Mr. Friedman accumulated most of his well-placed friends and acquaintances during his 25 years in the music industry, first as a concert promoter in San Francisco after he dropped out of UC Berkeley, and later in New York under Clive Davis at Arista, managing bands like the Smiths and UB40 (he got to know Mr. Batali, he explained, because he’d been taking musicians to his restaurants for years). “I turned 40 and I had an identity crisis,” he recalled (he’s now in his “mid-to-late 40’s”). His friends, “most of them music-related people who have disposable incomes,” suggested Mr. Friedman open a restaurant, because he had always been a foodie. “They said, ‘We’ll get our clients to invest in it. They’d been saying this for, like, 10 years.” They being, most notably, Paul McGuinness, U2’s manager, whom Mr. Friedman met in 1981 when he promoted the band’s first show in San Francisco, and Michael Guido, a prominent music-industry lawyer who represents Jay-Z (and now Ms. Bloomfield). Mr. Friedman ran the idea by Mr. Batali, who agreed to help, and the Pig’s investors eventually came to include Jay-Z, Michael Stipe and Norman Cook—a.k.a. Fatboy Slim, in whose wedding Mr. Friedman was best man—all of whom helped turn the Pig into a sort of “cafeteria for the music industry,” said Mr. Friedman, genuinely pleased.

Most of the original eight investors are also on board for the John Dory, a new British seafood restaurant Mr. Friedman and Ms. Bloomfield will open in early spring of 2008. “It’s not something I thought I’d ever do in my life, but Ken is a good friend,” said Mr. Cook. “I never dreamt [the Pig] would be so successful. And I sort of fell in love with it.”

“The vibe is a testament to Ken,” said Mr. Guido, who has known Mr. Friedman for about twenty years. (“I think I own a spoon and a coat hook,” he said, when asked if he is an investor.) “I tell everybody that he had more superficial relationships than anyone I knew, in terms of quantity. No matter where we were, he was the host.”

Mr. Friedman doesn’t like to talk about his pub’s well-documented star wattage. “Do you know about my famous disdain for journalists?” he said (Mr. Batali once referenced it on Charlie Rose). “InStyle magazine will call us up and try to trick us, like, ‘Oh, we’re doing a story about food,’ but it’s really about ‘What does Heath Ledger eat?’” he said. The idea behind the Pig, he explained, was a modest one: install a great chef in an old New York tavern, thereby creating the kind of place that Mr. Friedman himself—who doesn’t like to dress up and who often forgets to shave—would feel comfortable.
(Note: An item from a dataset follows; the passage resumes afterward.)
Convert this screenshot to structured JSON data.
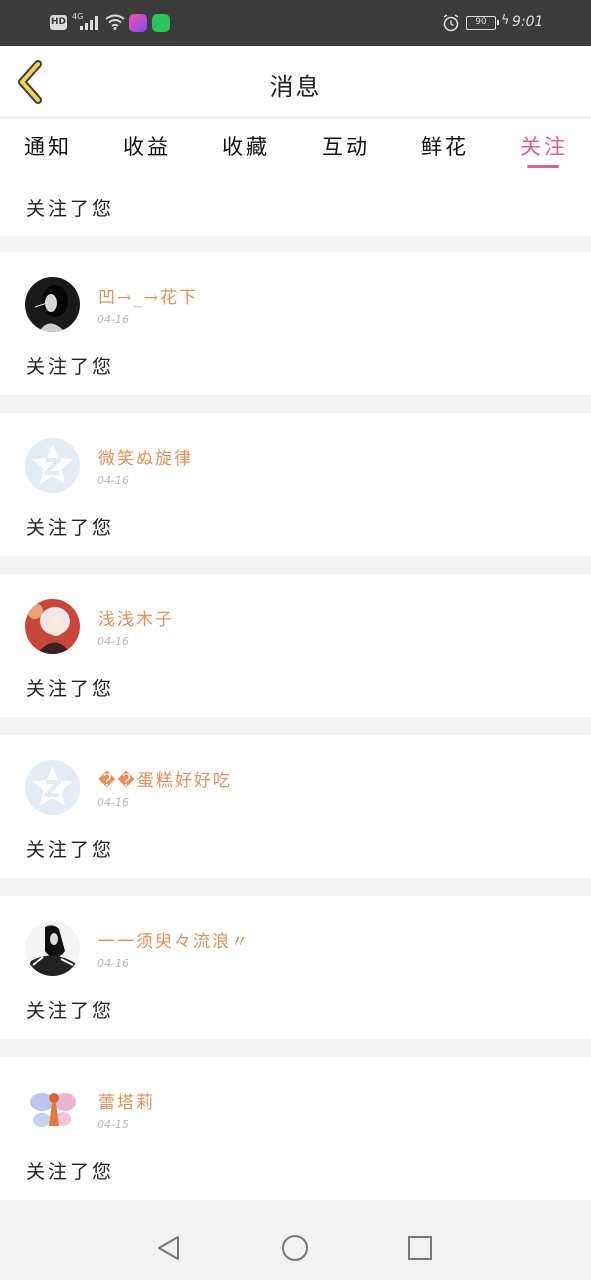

It’s a vision that, for all its blockbuster popularity, has occasionally been misunderstood by critics, who don’t know what to make of a world-class chef serving up burgers and shoestring fries to a cramped clientele teetering on bar stools. And here, as he often does, Mr. Friedman offers a rock analogy. “I think that if [Frank Bruni, the Times critic who gave the Pig just one star] were a rock critic, he would have realized that the Sex Pistols are in the rock ’n’ roll hall of fame not because they’re the best guitar players or wrote the best songs, but because they did something new that other bands copied, and they inspired a whole generation,” said Mr. Friedman. “We kind of did the same thing. Everybody’s opening bars now— pubs, casual. Even Daniel Boulud. We didn’t invent that, but we happened to be the first ones in New York who did it right.”

The Pig’s famed late-night scene often includes investors and friends like Jay-Z and Mr. Stipe, along with New York chefs like Tom Colicchio and Mr. Batali, who flock to the pub because it serves a full menu until 2 a.m., long after most other kitchens close. Mr. Friedman likes to save “the lounge,” a round enclave separated from the rest of the second floor by a curtain, for friends and neighbors, he said, but not necessarily V.I.P.’s. “We don’t use that word,” he said. “Pub means public house. In England, it was where the poor people went, and the animal hanging outside the door [as it does at the Spotted Pig, in place of an actual sign] was because they couldn’t read. It was literally, ‘Meet me at the pig at eight!’ Our V.I.P.’s are regulars. Famous people, if they come a lot, then they’re V.I.P.’s.”